Would you buy one at this price?  I wouldn't but it would be interesting to taste one.


----------



## fureverywhere (Jan 16, 2016)

I would taste it sure. But pay that much? Nahhh, not even if I hit Powerball.


----------



## SifuPhil (Jan 16, 2016)

I wonder what the effect of eating a metal like gold is ... 

I'm holding out for gold-plated TP. That'll be next.


----------



## Pappy (Jan 17, 2016)

I use a gold product, too. It's called Gold Bond lotion and powder.


----------



## SifuPhil (Jan 17, 2016)

Pappy said:


> I use a gold product, too. It's called Gold Bond lotion and powder.



Hey, you've just made me realize - I use Gold Medal flour! :cower:


----------



## Pappy (Jan 17, 2016)

And, I watched Golden Pond. :lame:


----------



## SifuPhil (Jan 17, 2016)

I hope you were munching on Golden Grahams while you did. 

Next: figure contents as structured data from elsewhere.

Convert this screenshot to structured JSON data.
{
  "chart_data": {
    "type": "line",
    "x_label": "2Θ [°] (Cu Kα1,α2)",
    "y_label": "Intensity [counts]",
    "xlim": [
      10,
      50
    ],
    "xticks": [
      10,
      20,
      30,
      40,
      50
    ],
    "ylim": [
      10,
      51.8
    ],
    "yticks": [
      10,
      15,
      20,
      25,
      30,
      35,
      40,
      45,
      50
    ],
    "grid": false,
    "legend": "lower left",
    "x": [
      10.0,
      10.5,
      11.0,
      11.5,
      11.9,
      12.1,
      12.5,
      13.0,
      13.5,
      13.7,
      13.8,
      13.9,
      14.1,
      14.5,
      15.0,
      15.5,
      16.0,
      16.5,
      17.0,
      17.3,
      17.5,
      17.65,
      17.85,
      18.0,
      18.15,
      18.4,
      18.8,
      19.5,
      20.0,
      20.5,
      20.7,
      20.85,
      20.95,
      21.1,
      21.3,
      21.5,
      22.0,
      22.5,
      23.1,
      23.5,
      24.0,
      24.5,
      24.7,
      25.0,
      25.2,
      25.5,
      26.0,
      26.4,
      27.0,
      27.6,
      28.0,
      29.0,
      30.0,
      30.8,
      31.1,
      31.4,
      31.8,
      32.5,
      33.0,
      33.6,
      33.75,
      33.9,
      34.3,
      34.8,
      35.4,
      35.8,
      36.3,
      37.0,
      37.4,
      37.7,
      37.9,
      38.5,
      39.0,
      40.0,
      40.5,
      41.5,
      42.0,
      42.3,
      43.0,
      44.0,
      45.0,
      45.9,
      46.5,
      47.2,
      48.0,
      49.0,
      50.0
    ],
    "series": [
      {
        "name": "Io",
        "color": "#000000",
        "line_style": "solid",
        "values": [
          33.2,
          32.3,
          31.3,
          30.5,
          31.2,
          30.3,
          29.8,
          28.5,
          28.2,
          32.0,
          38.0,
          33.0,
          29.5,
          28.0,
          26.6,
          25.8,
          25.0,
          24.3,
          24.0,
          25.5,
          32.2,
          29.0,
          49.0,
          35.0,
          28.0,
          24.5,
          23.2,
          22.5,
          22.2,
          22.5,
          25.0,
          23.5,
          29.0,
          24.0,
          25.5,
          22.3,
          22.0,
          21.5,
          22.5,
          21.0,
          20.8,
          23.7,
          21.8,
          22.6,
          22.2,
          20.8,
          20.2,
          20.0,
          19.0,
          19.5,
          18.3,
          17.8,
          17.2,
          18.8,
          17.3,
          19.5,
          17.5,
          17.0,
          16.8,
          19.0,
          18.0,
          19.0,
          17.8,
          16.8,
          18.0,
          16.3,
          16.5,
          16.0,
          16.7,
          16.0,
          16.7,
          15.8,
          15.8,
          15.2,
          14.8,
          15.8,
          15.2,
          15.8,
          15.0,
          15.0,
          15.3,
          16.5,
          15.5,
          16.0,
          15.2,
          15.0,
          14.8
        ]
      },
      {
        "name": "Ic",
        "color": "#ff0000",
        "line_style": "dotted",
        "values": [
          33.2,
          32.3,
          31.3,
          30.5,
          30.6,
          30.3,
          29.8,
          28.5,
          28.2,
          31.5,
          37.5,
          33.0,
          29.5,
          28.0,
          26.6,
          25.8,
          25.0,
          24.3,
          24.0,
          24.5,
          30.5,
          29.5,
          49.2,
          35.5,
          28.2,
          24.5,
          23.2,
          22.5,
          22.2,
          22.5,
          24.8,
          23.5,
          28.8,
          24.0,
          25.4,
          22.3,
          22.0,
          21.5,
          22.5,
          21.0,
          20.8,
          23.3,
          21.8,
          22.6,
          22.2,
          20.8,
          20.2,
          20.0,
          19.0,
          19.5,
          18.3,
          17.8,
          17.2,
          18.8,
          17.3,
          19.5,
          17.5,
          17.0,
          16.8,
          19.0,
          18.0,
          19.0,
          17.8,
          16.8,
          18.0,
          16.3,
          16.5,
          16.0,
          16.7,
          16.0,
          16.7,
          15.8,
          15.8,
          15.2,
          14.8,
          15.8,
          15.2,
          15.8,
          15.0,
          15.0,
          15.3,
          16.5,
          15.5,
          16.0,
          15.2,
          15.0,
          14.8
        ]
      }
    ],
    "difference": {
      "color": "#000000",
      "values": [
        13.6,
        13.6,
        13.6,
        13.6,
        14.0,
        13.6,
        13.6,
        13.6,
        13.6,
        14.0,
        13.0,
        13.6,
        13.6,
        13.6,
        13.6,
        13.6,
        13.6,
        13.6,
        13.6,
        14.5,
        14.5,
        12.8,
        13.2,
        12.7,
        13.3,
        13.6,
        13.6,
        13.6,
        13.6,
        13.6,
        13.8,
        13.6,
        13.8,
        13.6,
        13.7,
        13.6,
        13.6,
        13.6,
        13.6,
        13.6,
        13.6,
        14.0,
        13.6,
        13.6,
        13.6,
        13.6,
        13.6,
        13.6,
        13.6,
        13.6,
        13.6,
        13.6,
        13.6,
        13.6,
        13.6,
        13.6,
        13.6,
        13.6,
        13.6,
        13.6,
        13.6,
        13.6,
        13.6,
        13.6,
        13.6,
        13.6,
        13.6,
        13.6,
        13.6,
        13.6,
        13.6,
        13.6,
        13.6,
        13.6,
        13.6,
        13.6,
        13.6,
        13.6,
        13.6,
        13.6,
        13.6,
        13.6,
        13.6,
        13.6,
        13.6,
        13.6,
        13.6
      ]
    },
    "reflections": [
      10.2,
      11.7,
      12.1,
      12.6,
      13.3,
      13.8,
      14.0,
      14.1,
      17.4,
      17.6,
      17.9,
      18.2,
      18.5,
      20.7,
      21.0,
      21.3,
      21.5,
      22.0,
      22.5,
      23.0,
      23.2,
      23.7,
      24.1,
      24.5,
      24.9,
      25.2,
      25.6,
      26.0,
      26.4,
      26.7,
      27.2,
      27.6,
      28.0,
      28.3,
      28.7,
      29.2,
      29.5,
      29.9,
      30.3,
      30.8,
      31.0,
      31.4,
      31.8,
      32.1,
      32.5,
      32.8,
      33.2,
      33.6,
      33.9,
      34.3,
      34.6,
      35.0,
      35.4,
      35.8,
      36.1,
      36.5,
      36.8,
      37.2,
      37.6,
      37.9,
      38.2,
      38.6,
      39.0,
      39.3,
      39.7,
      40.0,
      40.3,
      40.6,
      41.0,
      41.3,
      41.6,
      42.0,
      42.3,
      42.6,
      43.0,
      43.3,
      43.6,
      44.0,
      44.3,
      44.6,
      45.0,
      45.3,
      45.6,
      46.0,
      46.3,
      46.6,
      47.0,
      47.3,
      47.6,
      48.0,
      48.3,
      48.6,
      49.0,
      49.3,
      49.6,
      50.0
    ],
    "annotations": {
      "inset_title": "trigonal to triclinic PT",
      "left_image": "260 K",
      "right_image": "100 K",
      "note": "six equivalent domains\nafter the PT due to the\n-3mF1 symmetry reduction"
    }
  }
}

Me? I'd have been drinking Goldschläger.


----------



## Pappy (Jan 17, 2016)

No, but I did get a golden retriever. :drinking:


----------



## SifuPhil (Jan 17, 2016)

Aww ... can I give him some Goldfish crackers?


----------



## Pappy (Jan 17, 2016)

I always wanted a gold toof. 
And to think a golden donut started all this. Sorry, SB.


----------



## Yaya (Jan 17, 2016)

SifuPhil - You have the best sense of humor I have ever seen and you can always think of the perfect thing to say. Only a very intelligent person can do that. You are the gold of this website. Don't ever leave us.


----------



## Yaya (Jan 17, 2016)

That gold donut would make some very expensive poop too.


----------



## SifuPhil (Jan 17, 2016)

Yaya said:


> SifuPhil - You have the best sense of humor I have ever seen and you can always think of the perfect thing to say. Only a very intelligent person can do that. You are the gold of this website. Don't ever leave us.



Awww *blush* thank you so much! 

I'd never consider leaving here, but SeniorFunHouse,com DID make me a lucrative offer the other day ... epper:


----------



## Falcon (Jan 17, 2016)

"All that glitters is not gold",  said the monkey as he peed into the cash register.


----------